The design of the voltage stabilizing circuit is based on the three-terminal integrated regulator W7800, which belongs to the series voltage stabilizing circuit, and its working principle is the same as that of the series voltage stabilizing power supply with discrete components. It consists of starting circuit, sampling circuit, comparison and amplification circuit, reference link, adjustment link and overcurrent protection link. In addition, there are overheat and overvoltage protection circuits, so its voltage stabilizing performance is better than that of the series voltage stabilizing circuit of discrete components. Moreover, after the regulated power supply is started, the starting circuit of the three-terminal integrated regulator is in a normal state, and the starting circuit is not in contact with other circuits inside the regulated power supply, so the input voltage change will not directly affect the reference circuit and the constant current source circuit, and the output voltage remains stable.

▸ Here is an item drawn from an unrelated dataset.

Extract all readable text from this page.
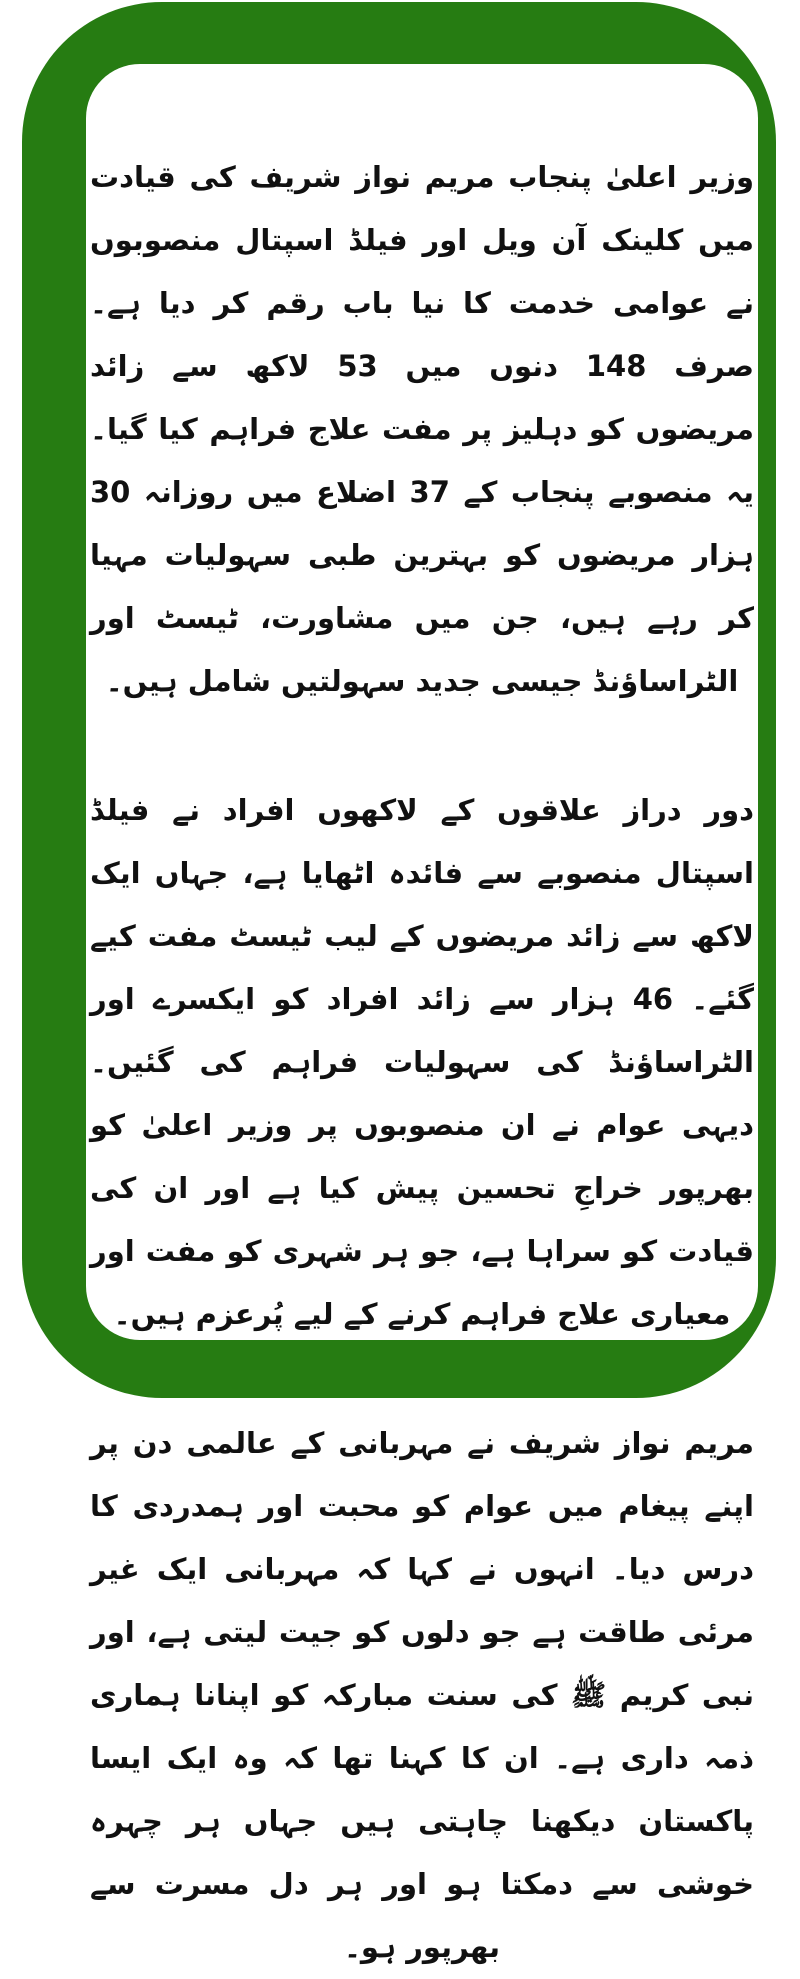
وزیر اعلیٰ پنجاب مریم نواز شریف کی قیادت میں کلینک آن ویل اور فیلڈ اسپتال منصوبوں نے عوامی خدمت کا نیا باب رقم کر دیا ہے۔ صرف 148 دنوں میں 53 لاکھ سے زائد مریضوں کو دہلیز پر مفت علاج فراہم کیا گیا۔ یہ منصوبے پنجاب کے 37 اضلاع میں روزانہ 30 ہزار مریضوں کو بہترین طبی سہولیات مہیا کر رہے ہیں، جن میں مشاورت، ٹیسٹ اور الٹراساؤنڈ جیسی جدید سہولتیں شامل ہیں۔

دور دراز علاقوں کے لاکھوں افراد نے فیلڈ اسپتال منصوبے سے فائدہ اٹھایا ہے، جہاں ایک لاکھ سے زائد مریضوں کے لیب ٹیسٹ مفت کیے گئے۔ 46 ہزار سے زائد افراد کو ایکسرے اور الٹراساؤنڈ کی سہولیات فراہم کی گئیں۔ دیہی عوام نے ان منصوبوں پر وزیر اعلیٰ کو بھرپور خراجِ تحسین پیش کیا ہے اور ان کی قیادت کو سراہا ہے، جو ہر شہری کو مفت اور معیاری علاج فراہم کرنے کے لیے پُرعزم ہیں۔

مریم نواز شریف نے مہربانی کے عالمی دن پر اپنے پیغام میں عوام کو محبت اور ہمدردی کا درس دیا۔ انہوں نے کہا کہ مہربانی ایک غیر مرئی طاقت ہے جو دلوں کو جیت لیتی ہے، اور نبی کریم ﷺ کی سنت مبارکہ کو اپنانا ہماری ذمہ داری ہے۔ ان کا کہنا تھا کہ وہ ایک ایسا پاکستان دیکھنا چاہتی ہیں جہاں ہر چہرہ خوشی سے دمکتا ہو اور ہر دل مسرت سے بھرپور ہو۔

3.3.3 Design of Charging Circuit

Lithium batteries are widely used in many digital products because of their small size, large capacity, light weight, no memory effect, no pollution and many battery cycles (long life). However, lithium batteries have strict requirements on the use conditions, such as high charging control accuracy.

Poor overcharge endurance. Therefore, in order to protect the lithium battery, the charging circuit includes two parts: the battery charging control circuit and the battery charging detection control circuit. The battery charging control circuit is used to control the boosting or voltage stabilizing circuit to charge the file battery, which is also a lithium battery.

The charging circuit of. The battery charging detection circuit is used to detect the charging amount. When the battery is fully charged, the full indicator lights up, and the logic circuit controls the charging circuit to disconnect and stop charging.

4 conclusion

With the development of modern science and technology, electronic products can be almost popularized, but the batteries of electronic products have been bothering us. The purpose of my research is not to increase the capacity of battery, but to install solar charger on the surface of electronic products, which can greatly increase the service life of battery.